I believe that this plot perfectly captures the relationship between interest rates, credit score, and ratings. The lower, less risk accounts with a high credit score get teh best rating by Propser and thus the lowest interest rate. As the credit score decreases, the average interest rate increases and the ratings begin to change. There is a nice progression of the ratings as both t interest rate increases and the credit score decreases.
m5 = lm(formula = BorrowerRate ~ CreditScoreAverage + LoanOriginalAmount +
ratings + ProsperScore, data = loans)
mtable(m1, m2, m3, m4, m5)
##
## Calls:
## m1: lm(formula = BorrowerRate ~ CreditScoreAverage, data = loans)

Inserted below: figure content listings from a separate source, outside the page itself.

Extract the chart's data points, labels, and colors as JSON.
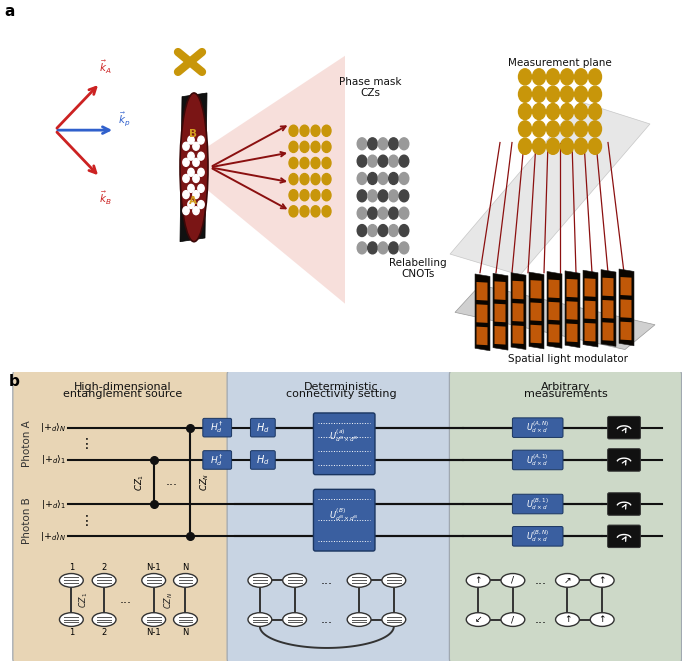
{
  "fig_width": 6.85,
  "fig_height": 6.64,
  "dpi": 100,
  "bg_color": "#ffffff",
  "panel_b": {
    "box1_color": "#e8d5b5",
    "box2_color": "#c8d4e3",
    "box3_color": "#cdd9c8",
    "box1_title_line1": "High-dimensional",
    "box1_title_line2": "entanglement source",
    "box2_title_line1": "Deterministic",
    "box2_title_line2": "connectivity setting",
    "box3_title_line1": "Arbitrary",
    "box3_title_line2": "measurements",
    "gate_color": "#3a5fa0",
    "gate_text_color": "#ffffff"
  }
}
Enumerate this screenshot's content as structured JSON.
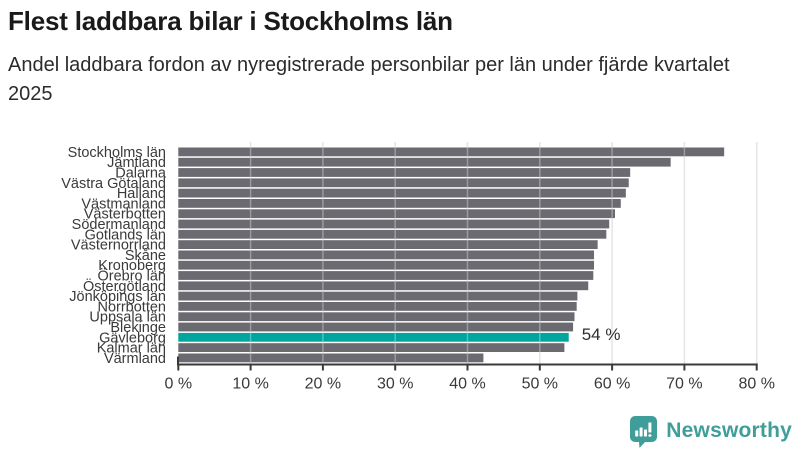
{
  "title": "Flest laddbara bilar i Stockholms län",
  "subtitle": "Andel laddbara fordon av nyregistrerade personbilar per län under fjärde kvartalet 2025",
  "chart_data": {
    "type": "bar",
    "orientation": "horizontal",
    "categories": [
      "Stockholms län",
      "Jämtland",
      "Dalarna",
      "Västra Götaland",
      "Halland",
      "Västmanland",
      "Västerbotten",
      "Södermanland",
      "Gotlands län",
      "Västernorrland",
      "Skåne",
      "Kronoberg",
      "Örebro län",
      "Östergötland",
      "Jönköpings län",
      "Norrbotten",
      "Uppsala län",
      "Blekinge",
      "Gävleborg",
      "Kalmar län",
      "Värmland"
    ],
    "values": [
      75.5,
      68.1,
      62.5,
      62.3,
      61.9,
      61.2,
      60.4,
      59.6,
      59.2,
      58.0,
      57.5,
      57.5,
      57.4,
      56.7,
      55.2,
      55.1,
      54.8,
      54.6,
      54.0,
      53.4,
      42.2
    ],
    "unit": "%",
    "xlim": [
      0,
      80
    ],
    "x_ticks": [
      "0 %",
      "10 %",
      "20 %",
      "30 %",
      "40 %",
      "50 %",
      "60 %",
      "70 %",
      "80 %"
    ],
    "grid": true,
    "legend": "none",
    "highlight": {
      "category": "Gävleborg",
      "index": 18,
      "value_label": "54 %",
      "color": "#00a69e"
    },
    "bar_color": "#6a6a70",
    "gridline_color": "#dadada",
    "axis_color": "#3a3a3a",
    "label_color": "#3a3a3a"
  },
  "branding": {
    "logo_text": "Newsworthy",
    "logo_color": "#3f9e99",
    "logo_icon": "bar-chart-speech-bubble-icon"
  }
}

## m2: lm(formula = BorrowerRate ~ LoanOriginalAmount, data = loans)
## m3: lm(formula = BorrowerRate ~ ratings, data = loans)
## m4: lm(formula = BorrowerRate ~ ProsperScore, data = loans)
## m5: lm(formula = BorrowerRate ~ CreditScoreAverage + LoanOriginalAmount +
## ratings + ProsperScore, data = loans)
##
## ======================================================================================================
## m1 m2 m3 m4 m5
## ------------------------------------------------------------------------------------------------------
## (Intercept) 0.554*** 0.226*** 0.222*** 0.317*** 0.283***
## (0.002) (0.000) (0.003) (0.001) (0.001)
## CreditScoreAverage -0.001*** 0.000***
## (0.000) (0.000)
## LoanOriginalAmount -0.000*** 0.000*
## (0.000) (0.000)
## ratings: HR/NC 0.074***
## (0.003)
## ratings: E/NC 0.062*** -0.024***
## (0.003) (0.000)
## ratings: D/NC 0.015*** -0.073***
## (0.003) (0.000)
## ratings: C/NC -0.031*** -0.127***
## (0.003) (0.000)
## ratings: B/NC -0.068*** -0.169***
## (0.003) (0.000)
## ratings: A/NC -0.107*** -0.214***
## (0.003) (0.000)
## ratings: A/NCA -0.136*** -0.252***
## (0.003) (0.001)
## ProsperScore -0.020*** 0.002***
## (0.000) (0.000)
## ------------------------------------------------------------------------------------------------------
## R-squared 0.213 0.108 0.781 0.422 0.915
## adj. R-squared 0.213 0.108 0.781 0.422 0.915
## sigma 0.066 0.071 0.035 0.057 0.022
## F 30684.346 13825.565 57826.500 61989.938 101897.280
## p 0.000 0.000 0.000 0.000 0.000
## Log-likelihood 146748.641 140258.930 219909.979 123078.549 204555.091
## Deviance 498.165 568.772 139.732 273.094 40.021
## AIC -293491.283 -280511.860 -439801.958 -246151.098 -409088.182
## BIC -293462.368 -280482.930 -439715.177 -246123.052 -408985.346
## N 113346 113937 113806 84853 84853
## ======================================================================================================
Overall, this was a very interesting and enlightening dataset to explore. It was really surprising to me how impactful credit score was on interest rate, and how negligible income, locale, and employment were. Perhaps some of those other variables are used to determing whether a borrower can get a loan to begin with rather than what there interest rate will be.
The hardest part of this project was sifting through the vast amount of variables. There are so many potential combinations of categorical and continuous variables that I might have missed some interesting trends. I sometimes found myself at a dead end in the later bi/multivariate sections, wishing that I could go back and add more variables without increasing the bulk of the project. I think in the future I will use more visualization tools to preview as much of the data as possible first before diving into analyzing multiple variables at once. That way, I can sift through the variables that have no trends and go straight to the more impactful relationships.
I definitely believe that more research can be done on this dataset. There are variables that I didn’t explore due to the length of the project already. I would love to one day revisit this project and form a model that could accurately predict interest rate based off other variables like credit score or number of deliquent payments.